Water worship
The fleeting wonder that is water in the Western desert

Water worship
Morgan Sjogren - 08/25/2022

Clear water pooled up on the creamy, orange bedrock where a school of several dozen succulent tadpoles, already sprouting legs, were swimming around. There was no time to ask how they got there, only where they were going. Coin-sized raindrops steadily filled the natural bowl to capacity. One brave, wiggling soul had the foresight to explore to the water’s edge. Unable to crest the lip of sandstone, he turned away until the next surge of water helped propel him on Mr. Soon-to-be-Toad’s wild ride. His tail writhed and wriggled, pushing him over the edge and down the watery slip-and-slide. The tadpole flew down the stream, hit an amphibian Class V whitewater wave, took air and flopped over the abyss into the canyon below. When my eyes retreated to the puddle, the tadpole’s brethren were following him down the ephemeral waterfall on the ride of their lives.

For years, I have devoted myself to exploring the Colorado Plateau at its driest. Each season seems drier and hotter than the last, because it is. It’s even drier than the catastrophic drought around 1200 A.D. that is believed to have pushed the Ancestral Puebloans to migrate away from the same canyons of which I am a foolhardy devotee. Some of these places are so parched that it is not physically possible for me to reach them despite my maniacal attempt to haul almost a third of my body weight’s worth in water stuffed inside a heavy backpack. Climate change is taking exploration beyond the frontier aesthetic, beyond places where no humans have been before, to the places that soon may not be hospitable for them to reach at all.

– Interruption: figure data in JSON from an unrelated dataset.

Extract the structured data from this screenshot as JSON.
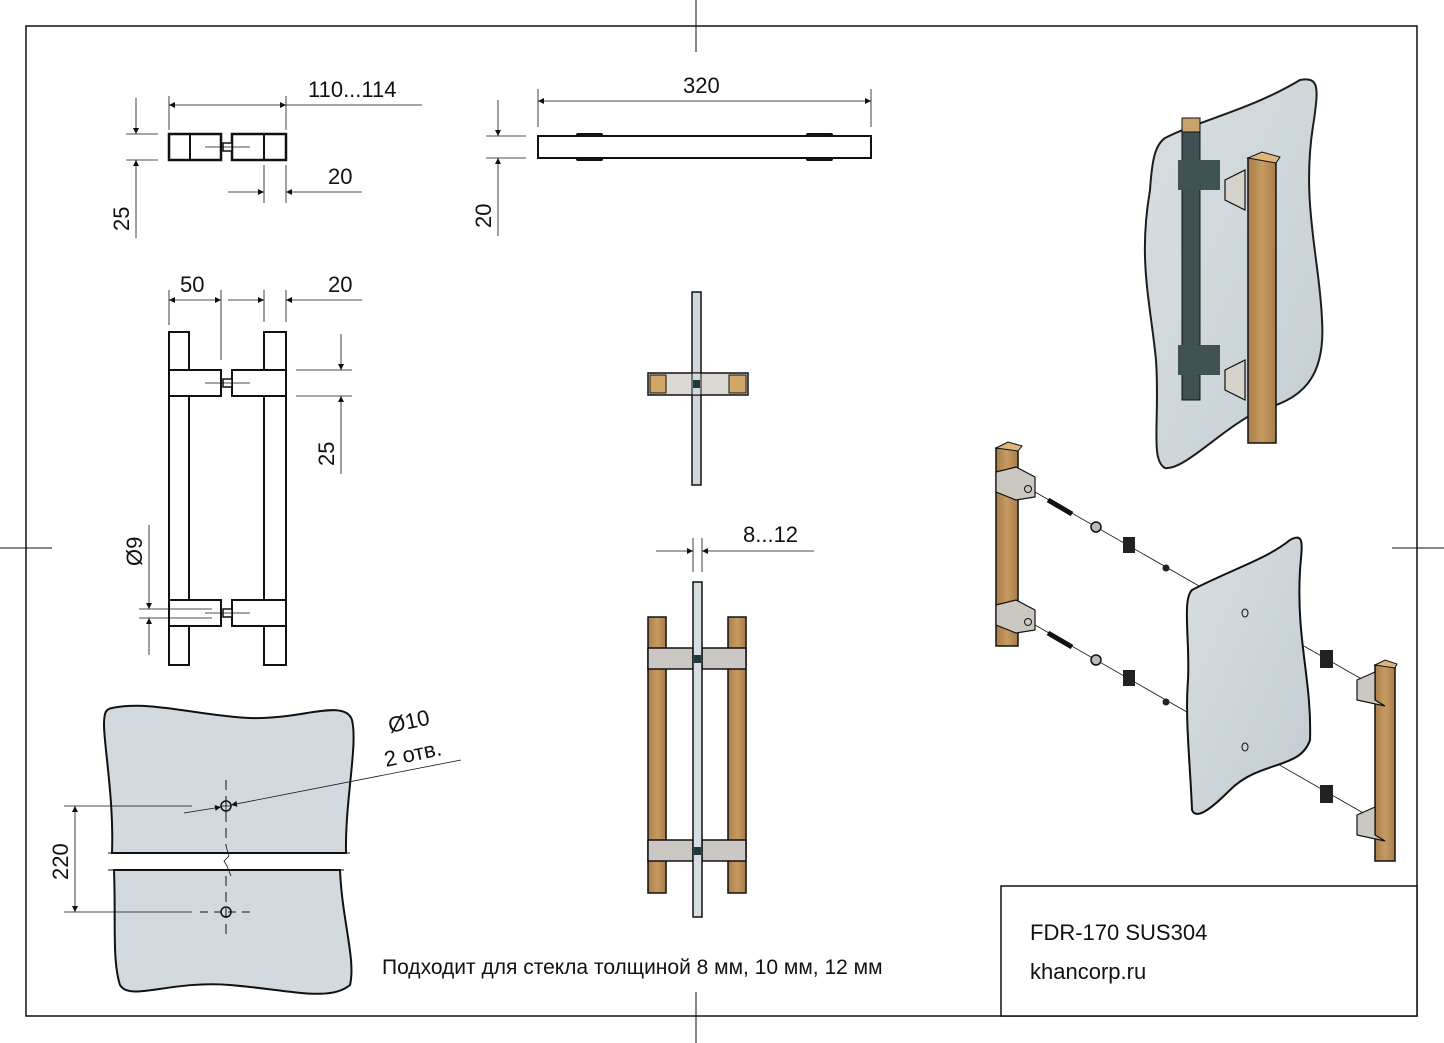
{
  "drawing": {
    "colors": {
      "line": "#111111",
      "glass": "#cfd8dd",
      "glass_flat": "#d3dadf",
      "wood": "#b98c55",
      "wood_light": "#d2ad78",
      "steel": "#c9c6c0",
      "gasket": "#1f3a3c",
      "dark_post": "#3e5052"
    },
    "top_view": {
      "dim_width": "110...114",
      "dim_post": "20",
      "dim_height": "25"
    },
    "side_view": {
      "dim_length": "320",
      "dim_thickness": "20"
    },
    "front_view": {
      "dim_standoff": "50",
      "dim_post": "20",
      "dim_block": "25",
      "dim_screw": "Ø9"
    },
    "section_view": {
      "label": "section-top"
    },
    "mounted_view": {
      "dim_glass": "8...12"
    },
    "glass_drilling": {
      "hole_dia": "Ø10",
      "hole_count": "2 отв.",
      "hole_spacing": "220"
    },
    "note": "Подходит для стекла толщиной 8 мм, 10 мм, 12 мм",
    "title_block": {
      "model": "FDR-170 SUS304",
      "website": "khancorp.ru"
    }
  }
}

This summer, the water returned. Healthy monsoons were predicted, but because of the persistent aridification, I did not trust the weight of words until I was standing at the edge of this pool. Sight was not enough to wake me from the dehydrated nightmare of the past few years. I placed my fingers in the flowing stream of water, hot to the touch upon contact with the sun-scorched sandstone. Variation in droplet size and cadence orchestrated a symphony echoing off canyon walls. The ethereal alchemy of liquid permeating the desert’s surface unlocked the petrichor of wet sand, sage and ponderosa. Even the black cryptobiotic soils and lime green lichen suddenly smelled alive. Lightning seared the edges of the mass rehydration event as thunder beckoned desert creatures big and small to feast on the arrival of watery delights.

To understand the desert’s relationship to water, one must build faith through times of drought and drop to your knees in worship when it’s wet. Rain does not bring the desert back from the dead – it’s an adrenaline rush taking everything in its path from survival-mode dormancy to full-throttle thriving. One can never anticipate such an experience. Like finding new romance, it’s best to put it out of your mind, to forget about it most of the time. But when it does arrive, you better be ready to peel off your excess layers, hop in, make a splash, drink it up and ride the pulse. Rain in the desert, like love, is best when embraced freely. It cannot be held, only left to flow. It will vanish in a blink, leaving sandy traces of its swift kiss.

The rain ceased as suddenly as it came. I returned to the canyon every few days. Evidence of what I witnessed seeped several inches into the sand and debris lined water marks. The now-dry slickrock still held muddy pools of water ready to overflow if the sky spit a drop in them. A week later, all signs had vanished. The desert looked as if water never fell here at all. Yet my eyes could not unsee the glistening basalt stones, electrified moss, crystalline pools and tadpoles sprouting meaty legs. The creases, billows and narrows of this slice of earth before me was sculpted by millions of years of sporadic rain. So, too, is my relationship to water being shaped by the ebb and flow of flood and drought in the desert, saturating my roots and sharpening my senses.

Two weeks after the last storm, I walked across the dry, sandy, hot desert alone. At the edge of a larger perennial spring-fed pool, I stripped off my clothes, sending ripples across its glassy surface. Kicking my legs like the toads, a sweet, earthy perfume overwhelmed my olfactory system. For minutes, I swam the edges of the seeping sandstone, sniffing reeds, flowers and willows, trying to find the scent that I had never encountered before. When my nose touched the petals of sweet white clover, I gave them my full and delicate attention. A note from my lover, the rain, lingering in the air, promising his return.